Perspectives on Decision Making

The needs and voice of children and youth must be at the centre of residential service delivery. The fragmented nature of residential services for young people in Ontario impedes the ability of policy makers and service providers to put the needs of young people squarely in focus.

The Panel heard about the significant challenges faced by young people and their families trying to navigate the disjointed child and youth service system. Children, youth and families described meeting countless professionals in different sectors, none of whom appeared to communicate with one another. At each juncture the young person and their family were required to re-tell their story and recount the presenting issues. Families reported feeling increasingly frustrated as they faced “dead ends” in accessing appropriate services to fully address the needs of young people even after “jumping through hoops”. The Panel heard that the system is characterized by rigid and inflexible rules about points of entry (for example, no self referrals for Centralized Access to Residential Services in children and youth mental health), access to services (for example, families seek CAS involvement to create access to private specialized residential services that are otherwise unavailable), and funding mechanisms (for example, inequitable funding formulas across sectors). These issues are structural in nature and have arisen because of a lack of coordinated services.

A major issue identified in our consultations was the lack of integration between a young person’s life outside of any given residential service and their life within a care, treatment, or custody/detention setting. Young people described feeling as though they were removed from everything they knew, including their siblings, friends, recreational activities, school, community supports, and for some young people, their specialized non-residential mental health, health, social, cultural and developmental services. These non-residential services were often discontinued during the young person’s time in residential care. We heard of one case where a long standing association of a young First Nations person to a Native Friendship Centre was discontinued while in care in spite of the geographic proximity of the centre to the placement. In addition to losing the therapeutic benefit of these services, children and youth also lost important relationships with non-residential service providers, contributing to the revolving door of usually well-meaning adults who are only involved in a young person’s life for a limited period of time.

The repeated loss of important relationships with adults may inflict serious long-term damage to a young person’s ability to form attachments to significant others throughout life. This point was also highlighted in My REAL Life Book: Report from the Youth Leaving Care Hearings (2012), which found that being able to maintain a stable and steady relationship with at least one person makes a tremendous difference in the lives of young people in care. The pattern observed by the Panel reflects a narrow understanding of the needs of children and youth, and the absence of a focus on working with young people to build on and maximize existing strengths, supports, and positive relationships.

In our consultations, we heard that placement decisions are driven by a multitude of considerations other than the needs and wishes of young people, and further, that children, youth, and families have almost no voice in the decision-making process. Financial considerations and the availability of beds appear to play an inordinate role in the decision to place a child or youth initially and to move a young person between placements. In some instances, placement decisions were delegated to administrators who have no contact with children and youth and no direct role in providing or monitoring care. The Panel heard that this type of decision-making sets the stage for placement breakdown and frequent changes for children and youth, and along with it changes in the people and places they had become familiar with, even if only for a brief period of time.

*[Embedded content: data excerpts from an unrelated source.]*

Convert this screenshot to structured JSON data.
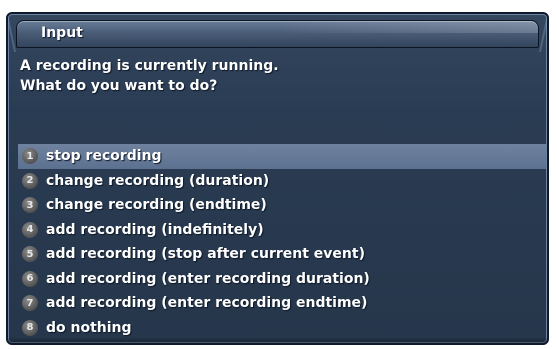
{
  "dialog": {
    "title": "Input",
    "message_lines": [
      "A recording is currently running.",
      "What do you want to do?"
    ],
    "selected_index": 0,
    "choices": [
      {
        "number": "1",
        "label": "stop recording"
      },
      {
        "number": "2",
        "label": "change recording (duration)"
      },
      {
        "number": "3",
        "label": "change recording (endtime)"
      },
      {
        "number": "4",
        "label": "add recording (indefinitely)"
      },
      {
        "number": "5",
        "label": "add recording (stop after current event)"
      },
      {
        "number": "6",
        "label": "add recording (enter recording duration)"
      },
      {
        "number": "7",
        "label": "add recording (enter recording endtime)"
      },
      {
        "number": "8",
        "label": "do nothing"
      }
    ]
  },
  "colors": {
    "background": "#2a3c53",
    "selection": "#6f83a0",
    "text": "#ffffff",
    "number_badge": "#5a5a5a"
  }
}
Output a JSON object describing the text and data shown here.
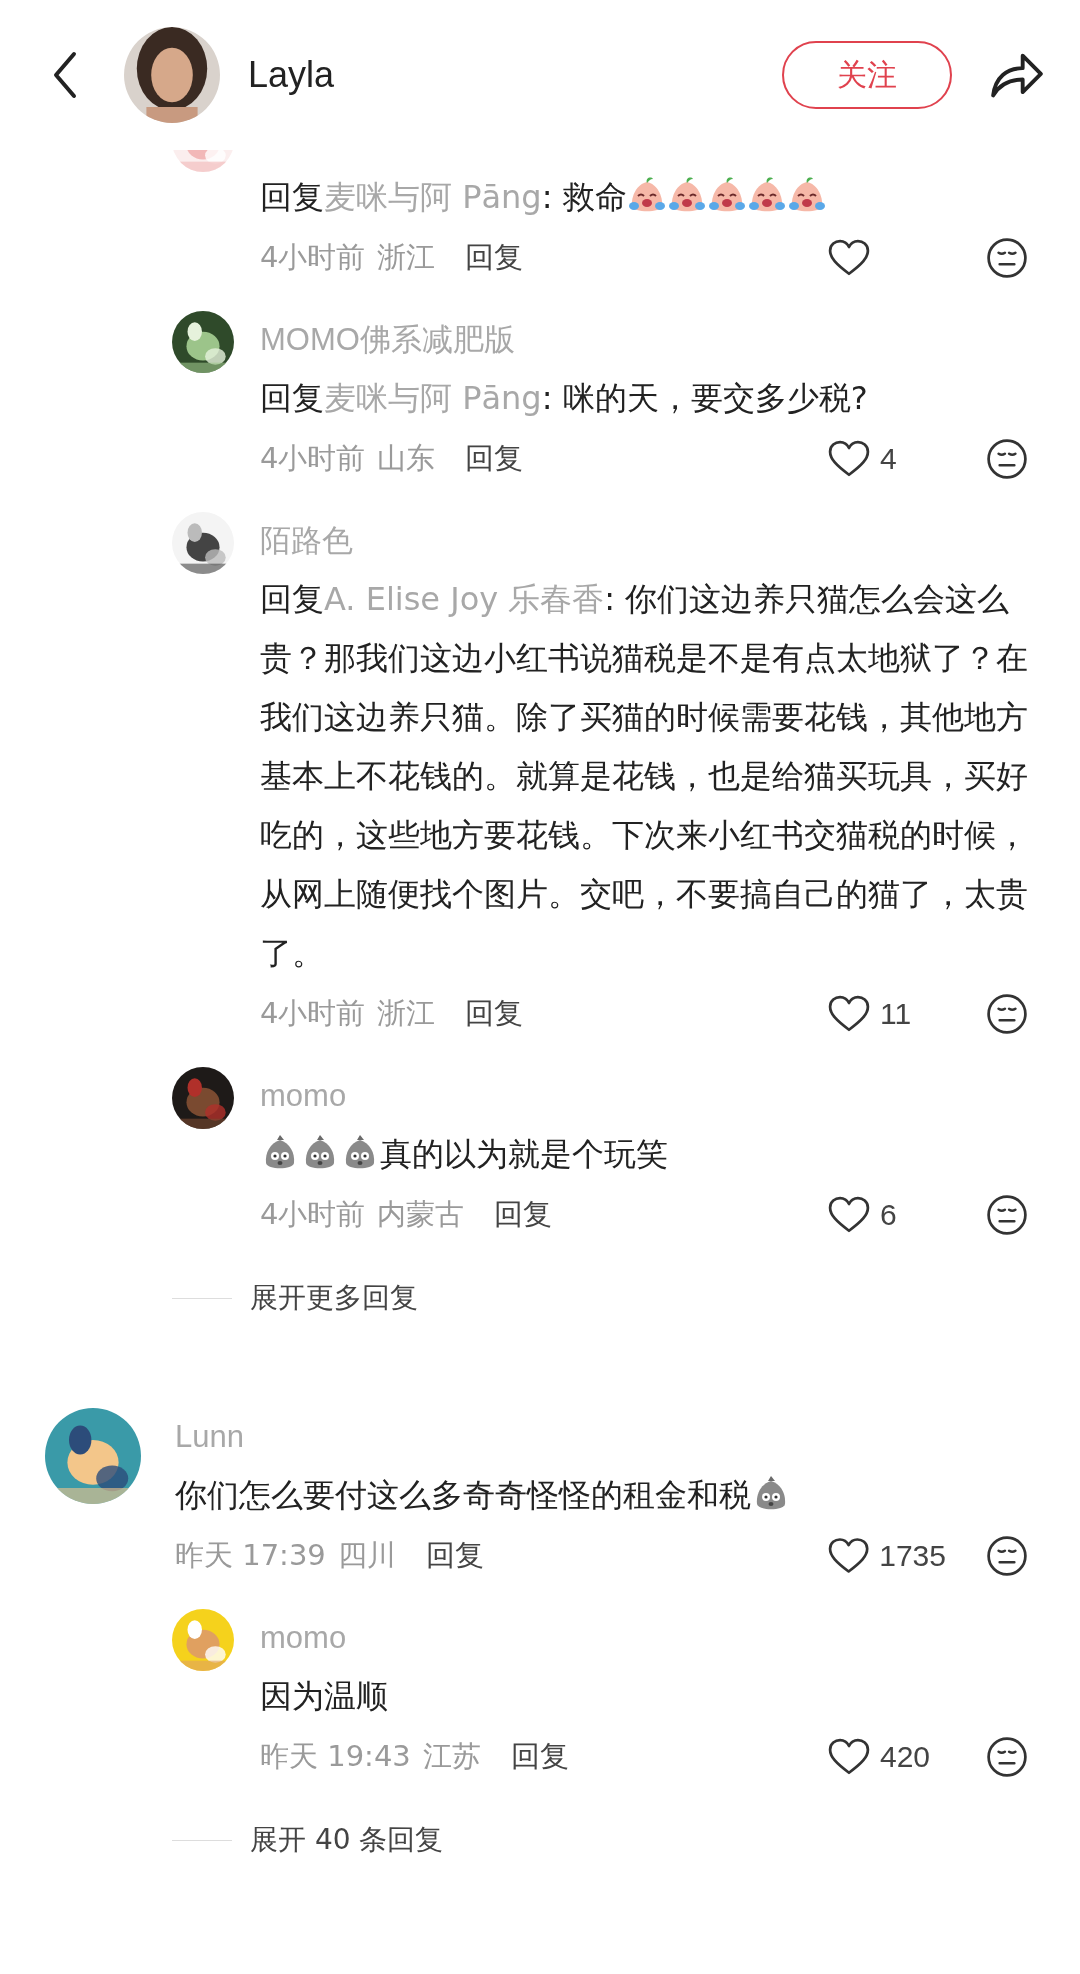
{
  "header": {
    "user_name": "Layla",
    "follow_label": "关注"
  },
  "threads": [
    {
      "replies": [
        {
          "reply_prefix": "回复",
          "reply_to": "麦咪与阿 Pāng",
          "text": ": 救命",
          "emojis_after": [
            {
              "kind": "crying"
            },
            {
              "kind": "crying"
            },
            {
              "kind": "crying"
            },
            {
              "kind": "crying"
            },
            {
              "kind": "crying"
            }
          ],
          "time": "4小时前",
          "location": "浙江",
          "reply_label": "回复"
        },
        {
          "name": "MOMO佛系减肥版",
          "reply_prefix": "回复",
          "reply_to": "麦咪与阿 Pāng",
          "text": ": 咪的天，要交多少税?",
          "time": "4小时前",
          "location": "山东",
          "reply_label": "回复",
          "likes": "4"
        },
        {
          "name": "陌路色",
          "reply_prefix": "回复",
          "reply_to": "A. Elise Joy 乐春香",
          "text": ": 你们这边养只猫怎么会这么贵？那我们这边小红书说猫税是不是有点太地狱了？在我们这边养只猫。除了买猫的时候需要花钱，其他地方基本上不花钱的。就算是花钱，也是给猫买玩具，买好吃的，这些地方要花钱。下次来小红书交猫税的时候，从网上随便找个图片。交吧，不要搞自己的猫了，太贵了。",
          "time": "4小时前",
          "location": "浙江",
          "reply_label": "回复",
          "likes": "11"
        },
        {
          "name": "momo",
          "text": "真的以为就是个玩笑",
          "emojis_before": [
            {
              "kind": "bag"
            },
            {
              "kind": "bag"
            },
            {
              "kind": "bag"
            }
          ],
          "time": "4小时前",
          "location": "内蒙古",
          "reply_label": "回复",
          "likes": "6"
        }
      ],
      "expand_label": "展开更多回复"
    },
    {
      "comment": {
        "name": "Lunn",
        "text": "你们怎么要付这么多奇奇怪怪的租金和税",
        "emojis_after": [
          {
            "kind": "bag"
          }
        ],
        "time": "昨天 17:39",
        "location": "四川",
        "reply_label": "回复",
        "likes": "1735"
      },
      "replies": [
        {
          "name": "momo",
          "text": "因为温顺",
          "time": "昨天 19:43",
          "location": "江苏",
          "reply_label": "回复",
          "likes": "420"
        }
      ],
      "expand_label": "展开 40 条回复"
    }
  ]
}
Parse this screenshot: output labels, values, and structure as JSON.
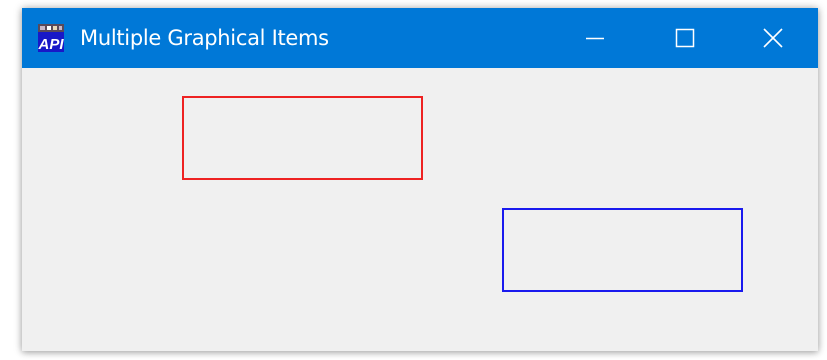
{
  "window": {
    "title": "Multiple Graphical Items",
    "app_icon": "api-app-icon",
    "app_icon_text": "API",
    "titlebar_color": "#0078d7",
    "client_background": "#f0f0f0"
  },
  "controls": {
    "minimize_icon": "minimize-icon",
    "maximize_icon": "maximize-icon",
    "close_icon": "close-icon"
  },
  "canvas": {
    "items": [
      {
        "shape": "rectangle",
        "outline_color": "#ee2222",
        "fill": "none"
      },
      {
        "shape": "rectangle",
        "outline_color": "#1a1aee",
        "fill": "none"
      }
    ]
  }
}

As an example, the Panel consulted with a family who reported that a group home closed without warning and their child, a youth with complex special needs, was reunified with them even though this was not in the plan of care. The young person was initially placed because of child protection concerns and while the family welcomed the youth home, they were unprepared for the rapid transition and were informed that the only reason their child was returning was because there were no other suitable beds available. Services were withdrawn upon the young person’s return home, and the family was left to navigate the transition in isolation, with little knowledge of the care and treatment the child had received in residential services and no reasons provided for the closure of the group home.

While some amount of movement in residential services may be necessary and may ultimately lead to a young person receiving the best possible care, the Panel is concerned that some children and youth move an unreasonable number of times from birth to adulthood. In our consultations, we met with young people who had changed placement upwards of 15 times. Frequent placement moves and disruptions endanger the well-being of children and youth and hinder their ability to form long-term relationships (Rubin et al., 2007). Instability in residential placement is associated with numerous poor outcomes including violent behaviour and incarceration, even when accounting for factors that influence instability (DeGue & Widom, 2009; Runyan & Gould, 1985; Ryan & Testa, 2005; Widom, 1991).

The Panel heard several examples of situations in which a young person could have remained in the current setting in which they were living, but because of a lack of supports, the child or youth was moved. The young person sometimes moved from their family of origin into residential care, and at other times they moved from their current placement into a different (usually more restrictive) residential setting. We heard examples of children and youth being moved from foster care to a mental health treatment centre because of a mental health crisis, even though that crisis could have been managed in the community if supports were available. The disruption added to the feelings of stress, unpredictability, and lack of control – feelings with which the young person was already struggling.